Subject of this thesis is the spectral theory of the subelliptic p-Laplacian in the context of Hörmander vector fields. In Chapter 2, we determine the first eigenvalue 𝜆_1 through the minimization of the Rayleigh quotient, which also leads to finding the best constant in the L^p Poincaré-Friedrichs inequality for Hörmander vector fields. Also, we prove Hölder continuity of eigenfunctions with respect to the Carnot-Carathéodory metric and positivity of the first eigenfunction, which are applied to obtain the simplicity of the first eigenvalue 𝜆_1. By the end of Chapter 2, we show that all eigenfunctions corresponding to any eigenvalue 𝜆 ≠𝜆_1 change sign in the given domain and the first eigenvalue 𝜆_1 is isolated in the set of all eigenvalues.
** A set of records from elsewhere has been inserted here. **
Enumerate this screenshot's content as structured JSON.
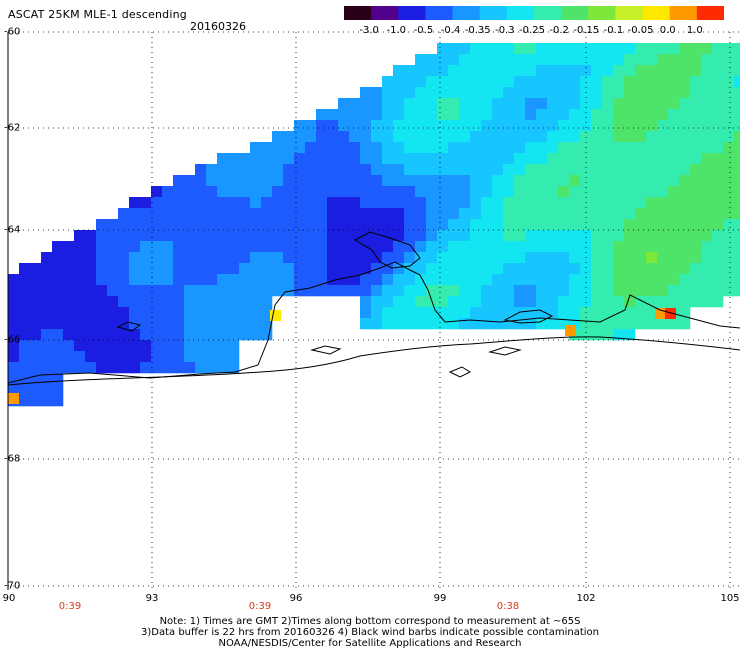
{
  "header": {
    "title": "ASCAT 25KM MLE-1 descending",
    "date": "20160326"
  },
  "colorbar": {
    "ticks": [
      "-3.0",
      "-1.0",
      "-0.5",
      "-0.4",
      "-0.35",
      "-0.3",
      "-0.25",
      "-0.2",
      "-0.15",
      "-0.1",
      "-0.05",
      "0.0",
      "1.0"
    ],
    "colors": [
      "#2a0018",
      "#52008c",
      "#1b1de0",
      "#1e5bff",
      "#1996ff",
      "#18c6ff",
      "#13e6f0",
      "#35ecb0",
      "#4ee46a",
      "#7ee83a",
      "#c8f028",
      "#ffe800",
      "#ff9a00",
      "#ff2a00"
    ]
  },
  "map": {
    "lat_labels": [
      "-60",
      "-62",
      "-64",
      "-66",
      "-68",
      "-70"
    ],
    "lon_labels": [
      "90",
      "93",
      "96",
      "99",
      "102",
      "105"
    ],
    "time_labels": [
      "0:39",
      "0:39",
      "0:38"
    ]
  },
  "footer": {
    "note_line1": "Note: 1) Times are GMT 2)Times along bottom correspond to measurement at ~65S",
    "note_line2": "3)Data buffer is 22 hrs from 20160326 4) Black wind barbs indicate possible contamination",
    "note_line3": "NOAA/NESDIS/Center for Satellite Applications and Research"
  }
}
In Chapter 3, we apply the Lusternik-Schnirelman theory to establish the existence of a sequence of variational eigenvalues for the subelliptic p-Laplacian eigenvalue problem. We use two different kinds of compact, symmetric subsets of some manifold to derive variational eigenvalues of the Lusternik-Schnirelman type. As applications in the context of partial differential equations, we demonstrate blow-up and extinction behavior of solutions to some parabolic equations with the subelliptic p-Laplacian in Chapter 4.